Regarding the due process claim, Balistreri argued that she had a special relationship with the state because the police knew she was being terrorized and she had a protection order. Two judges ruled she might have a claim to a "special relationship" and the state might, after all, have "a duty to take reasonable measures to protect Balistreri from her estranged husband."
The third judge dissented, stating that the restraining order "heightens the state's awareness" of her risk of harm, "but the mere existence of the order" created no "special relationship" to the state and imposed no constitutional duty to protect her. The case was initially returned to the lower courts for further proceedings. After DeShaney, however, the court reversed its decision and threw out Balistreri's due process claim.

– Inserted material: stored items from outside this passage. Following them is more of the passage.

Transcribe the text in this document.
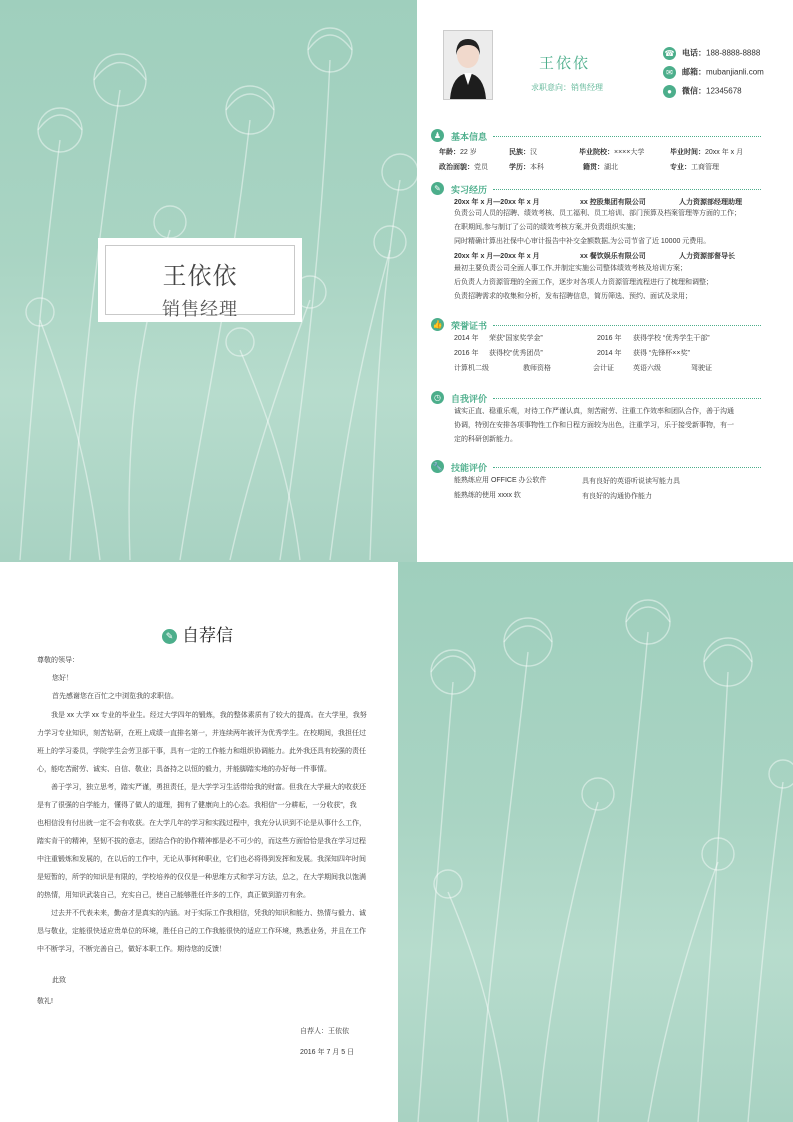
王依依
销售经理
王依依
求职意向：销售经理
☎ 电话：188-8888-8888
✉ 邮箱：mubanjianli.com
● 微信：12345678
♟	基本信息
年龄：22 岁	民族：汉	毕业院校：××××大学	毕业时间：20xx 年 x 月
政治面貌：党员	学历：本科	籍贯：湖北	专业：工商管理
✎	实习经历
20xx 年 x 月—20xx 年 x 月	xx 控股集团有限公司	人力资源部经理助理
负责公司人员的招聘、绩效考核、员工福利、员工培训、部门预算及档案管理等方面的工作；
在职期间,参与制订了公司的绩效考核方案,并负责组织实施；
同时精确计算出社保中心审计报告中补交金额数据,为公司节省了近 10000 元费用。
20xx 年 x 月—20xx 年 x 月	xx 餐饮娱乐有限公司	人力资源部督导长
最初主要负责公司全面人事工作,并制定实施公司整体绩效考核及培训方案；
后负责人力资源管理的全面工作，逐步对各项人力资源管理流程进行了梳理和调整；
负责招聘需求的收集和分析，发布招聘信息，简历筛选、预约、面试及录用；
👍 荣誉证书
2014 年 荣获“国家奖学金”	2016 年 获得学校 “优秀学生干部”
2016 年 获得校“优秀团员”	2014 年 获得 “先锋杯××奖”
计算机二级	教师资格	会计证	英语六级	驾驶证
◷	自我评价
诚实正直、稳重乐观，对待工作严谨认真，刻苦耐劳、注重工作效率和团队合作，善于沟通
协调，特别在安排各项事物性工作和日程方面较为出色，注重学习，乐于接受新事物，有一
定的科研创新能力。
🔧 技能评价
能熟练应用 OFFICE 办公软件	具有良好的英语听说读写能力具
能熟练的使用 xxxx 软	有良好的沟通协作能力
✎ 自荐信
尊敬的领导：
您好！
首先感谢您在百忙之中浏览我的求职信。
我是 xx 大学 xx 专业的毕业生。经过大学四年的锻炼，我的整体素质有了较大的提高。在大学里，我努
力学习专业知识，刻苦钻研，在班上成绩一直排名第一，并连续两年被评为优秀学生。在校期间，我担任过
班上的学习委员，学院学生会劳卫部干事，具有一定的工作能力和组织协调能力。此外我还具有较强的责任
心，能吃苦耐劳、诚实、自信、敬业；具备持之以恒的毅力，并能脚踏实地的办好每一件事情。
善于学习，独立思考，踏实严谨，勇担责任，是大学学习生活带给我的财富。但我在大学最大的收获还
是有了很强的自学能力，懂得了做人的道理，拥有了健康向上的心态。我相信“一分耕耘，一分收获”，我
也相信没有付出就一定不会有收获。在大学几年的学习和实践过程中，我充分认识到不论是从事什么工作，
踏实肯干的精神，坚韧不拔的意志，团结合作的协作精神都是必不可少的，而这些方面恰恰是我在学习过程
中注重锻炼和发展的，在以后的工作中，无论从事何种职业，它们也必将得到发挥和发展。我深知四年时间
是短暂的，所学的知识是有限的，学校培养的仅仅是一种思维方式和学习方法，总之，在大学期间我以饱满
的热情，用知识武装自己，充实自己，使自己能够胜任许多的工作，真正做到游刃有余。
过去并不代表未来，勤奋才是真实的内涵。对于实际工作我相信，凭我的知识和能力、热情与毅力、诚
恳与敬业，定能很快适应贵单位的环境，胜任自己的工作我能很快的适应工作环境，熟悉业务，并且在工作
中不断学习，不断完善自己，做好本职工作。期待您的反馈！
此致
敬礼!
自荐人：王依依
2016 年 7 月 5 日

MACIAS V. IHDE. During the eighteen months before her estranged husband Avelino Macias murdered her at her place of work, Maria Teresa Macias had filed twenty-two police complaints. In the months before her death, Avelino Macias sexually abused his wife, broke into her home, terrorized, and stalked her. The victim's family filed a wrongful death lawsuit against the Sonoma County, California, Sheriff's Department, accusing the department of failing to provide Macias equal protection under the law and of discriminating against her as a Hispanic and a woman.
The U.S. District Court for the Northern District of California dismissed the case because Judge D. Lowell Jensen said there was no connection between Macias's murder and how the sheriff's department had responded to her complaints. Although the lower court had dismissed the family's claim, on July 20, 2000, the U.S. Court of Appeals for the Ninth Circuit reversed the earlier decision and ruled that the lawsuit could proceed with the discovery phase and pretrial motions. Judge Arthur L. Alarcon of the U.S. Court of Appeals for the Ninth Circuit conveyed the unanimous opinion of the court when he wrote, "It is well established that there is no constitutional right to be protected by the state against being murdered by criminals or madmen. There is a constitutional right, however, to have police services administered in a nondiscriminatory manner—a right that is violated when a state actor denies such protection to disfavored persons."
After this decision, the case proceeded to trial. On June 18, 2002, Sonoma County agreed to pay $1 million to the Macias family in order to settle the case. The settlement agreement did not include an admission of any wrongdoing by the county. Nevertheless, domestic violence activists lauded the result. Kim Gandy, president of the National Organization for Women, stated, "This settlement shows that law enforcement cannot get away with denying equal protection under the law to victims of domestic violence."